One is tempted to challenge these abortion foes who protest the use of any tax dollars, even indirectly. All of us pay taxes that finance or subsidize all sorts of things that we find morally objectionable - the elective war in Iraq and its ruinous legacy come quickly to mind - but at the moment waxing philosphical is a luxury that Democrats can't afford. All that matters now are the vote tallies for final passage.

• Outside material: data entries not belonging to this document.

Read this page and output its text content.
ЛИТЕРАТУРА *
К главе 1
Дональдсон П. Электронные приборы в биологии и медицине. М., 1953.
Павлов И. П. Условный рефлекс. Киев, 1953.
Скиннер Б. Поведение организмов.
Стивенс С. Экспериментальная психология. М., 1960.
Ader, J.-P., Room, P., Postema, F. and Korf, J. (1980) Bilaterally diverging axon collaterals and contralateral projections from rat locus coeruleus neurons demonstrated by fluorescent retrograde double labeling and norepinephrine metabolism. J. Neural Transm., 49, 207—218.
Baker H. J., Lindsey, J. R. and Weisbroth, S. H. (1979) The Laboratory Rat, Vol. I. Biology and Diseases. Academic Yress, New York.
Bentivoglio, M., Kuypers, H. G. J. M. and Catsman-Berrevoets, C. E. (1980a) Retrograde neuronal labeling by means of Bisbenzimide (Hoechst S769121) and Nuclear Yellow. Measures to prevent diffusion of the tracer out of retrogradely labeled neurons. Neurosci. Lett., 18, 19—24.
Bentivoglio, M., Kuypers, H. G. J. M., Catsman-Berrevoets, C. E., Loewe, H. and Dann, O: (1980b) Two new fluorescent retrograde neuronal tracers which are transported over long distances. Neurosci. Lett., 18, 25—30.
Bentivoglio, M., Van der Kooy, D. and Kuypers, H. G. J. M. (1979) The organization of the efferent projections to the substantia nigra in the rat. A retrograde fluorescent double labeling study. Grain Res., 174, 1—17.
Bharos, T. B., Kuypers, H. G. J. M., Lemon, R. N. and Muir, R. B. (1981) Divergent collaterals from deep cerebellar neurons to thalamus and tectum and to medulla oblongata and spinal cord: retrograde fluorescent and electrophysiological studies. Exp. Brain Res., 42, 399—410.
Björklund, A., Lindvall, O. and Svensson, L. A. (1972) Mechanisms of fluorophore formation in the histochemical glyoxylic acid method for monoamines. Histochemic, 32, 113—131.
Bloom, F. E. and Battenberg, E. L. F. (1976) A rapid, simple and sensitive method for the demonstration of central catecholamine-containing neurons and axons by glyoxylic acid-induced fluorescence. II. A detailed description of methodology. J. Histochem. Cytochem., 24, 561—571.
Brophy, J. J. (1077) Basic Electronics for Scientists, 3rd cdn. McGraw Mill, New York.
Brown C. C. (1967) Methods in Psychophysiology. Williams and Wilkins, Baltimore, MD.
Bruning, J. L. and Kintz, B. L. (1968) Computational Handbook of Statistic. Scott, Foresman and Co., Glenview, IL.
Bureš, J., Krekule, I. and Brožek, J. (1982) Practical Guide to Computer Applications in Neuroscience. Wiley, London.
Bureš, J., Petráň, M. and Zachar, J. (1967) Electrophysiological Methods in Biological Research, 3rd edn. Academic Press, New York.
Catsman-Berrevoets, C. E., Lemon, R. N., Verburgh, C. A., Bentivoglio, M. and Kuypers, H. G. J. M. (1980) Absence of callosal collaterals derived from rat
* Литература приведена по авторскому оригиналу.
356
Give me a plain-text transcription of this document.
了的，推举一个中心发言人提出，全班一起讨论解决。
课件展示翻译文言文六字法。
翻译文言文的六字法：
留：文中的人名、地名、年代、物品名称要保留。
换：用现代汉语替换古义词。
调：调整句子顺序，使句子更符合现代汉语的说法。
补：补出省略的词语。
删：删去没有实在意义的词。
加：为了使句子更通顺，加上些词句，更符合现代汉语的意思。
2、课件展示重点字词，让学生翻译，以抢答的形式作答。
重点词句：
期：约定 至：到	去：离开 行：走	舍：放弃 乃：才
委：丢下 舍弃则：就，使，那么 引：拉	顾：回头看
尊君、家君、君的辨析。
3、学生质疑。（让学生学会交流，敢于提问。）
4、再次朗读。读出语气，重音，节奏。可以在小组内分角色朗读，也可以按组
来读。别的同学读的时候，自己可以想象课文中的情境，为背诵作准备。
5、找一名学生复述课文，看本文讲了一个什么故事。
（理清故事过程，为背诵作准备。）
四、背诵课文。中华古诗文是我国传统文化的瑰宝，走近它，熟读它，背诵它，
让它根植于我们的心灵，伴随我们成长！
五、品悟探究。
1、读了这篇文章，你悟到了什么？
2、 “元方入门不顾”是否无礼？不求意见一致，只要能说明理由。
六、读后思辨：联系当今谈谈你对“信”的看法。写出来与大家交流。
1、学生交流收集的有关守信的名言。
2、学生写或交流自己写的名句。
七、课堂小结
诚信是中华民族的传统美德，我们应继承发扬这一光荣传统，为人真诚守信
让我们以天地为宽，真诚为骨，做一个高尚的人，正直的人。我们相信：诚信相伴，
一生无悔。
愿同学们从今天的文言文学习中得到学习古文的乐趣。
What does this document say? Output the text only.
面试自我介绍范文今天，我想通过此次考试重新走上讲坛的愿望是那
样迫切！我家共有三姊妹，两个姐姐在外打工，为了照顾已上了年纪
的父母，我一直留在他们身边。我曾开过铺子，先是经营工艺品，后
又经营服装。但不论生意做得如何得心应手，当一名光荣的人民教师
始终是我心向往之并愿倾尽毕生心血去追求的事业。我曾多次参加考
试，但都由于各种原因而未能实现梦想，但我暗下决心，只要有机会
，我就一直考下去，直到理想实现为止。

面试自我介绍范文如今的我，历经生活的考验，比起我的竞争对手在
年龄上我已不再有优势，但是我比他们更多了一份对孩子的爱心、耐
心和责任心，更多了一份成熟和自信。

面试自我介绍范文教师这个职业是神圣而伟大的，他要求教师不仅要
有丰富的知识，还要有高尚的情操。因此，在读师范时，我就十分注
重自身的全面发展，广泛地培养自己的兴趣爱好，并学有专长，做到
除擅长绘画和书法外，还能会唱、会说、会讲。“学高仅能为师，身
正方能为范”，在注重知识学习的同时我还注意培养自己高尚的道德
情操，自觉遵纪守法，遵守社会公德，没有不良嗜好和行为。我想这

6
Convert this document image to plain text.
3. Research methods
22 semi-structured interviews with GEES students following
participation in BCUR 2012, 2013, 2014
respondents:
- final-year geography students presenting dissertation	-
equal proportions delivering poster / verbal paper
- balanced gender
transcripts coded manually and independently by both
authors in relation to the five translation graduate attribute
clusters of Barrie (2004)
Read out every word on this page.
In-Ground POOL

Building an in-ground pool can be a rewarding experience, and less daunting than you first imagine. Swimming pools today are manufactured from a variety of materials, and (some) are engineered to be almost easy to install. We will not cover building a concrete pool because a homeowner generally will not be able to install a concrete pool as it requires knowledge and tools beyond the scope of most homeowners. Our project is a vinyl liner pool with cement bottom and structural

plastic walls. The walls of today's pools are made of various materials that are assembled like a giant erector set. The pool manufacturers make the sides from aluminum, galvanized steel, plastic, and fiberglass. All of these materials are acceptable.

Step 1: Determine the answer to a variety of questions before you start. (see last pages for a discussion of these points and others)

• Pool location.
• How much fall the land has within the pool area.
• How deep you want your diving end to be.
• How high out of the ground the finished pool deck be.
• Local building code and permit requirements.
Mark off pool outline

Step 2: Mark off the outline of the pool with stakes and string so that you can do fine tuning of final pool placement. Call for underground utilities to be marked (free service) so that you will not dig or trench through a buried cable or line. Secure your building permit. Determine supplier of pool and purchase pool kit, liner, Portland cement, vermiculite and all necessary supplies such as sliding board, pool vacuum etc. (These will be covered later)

President Obama, who is generally reluctant to get into the policy weeds, finally weighed in on this issue yesterday, voicing concern that the anti-abortion language will have the effect of "restricting women's insurance choices" - and he ought to be concerned, since the amendment potentially undercuts his recent pledge that "if you're happy and satisfied with the insurance that you have, it's not going to change." But it's doubtful that his concerns will have much impact on however this issue plays out, given the clash opf emotions and convictions. Here in the final act, Chekhov's rifle has been fired and the smoke hangs in the air.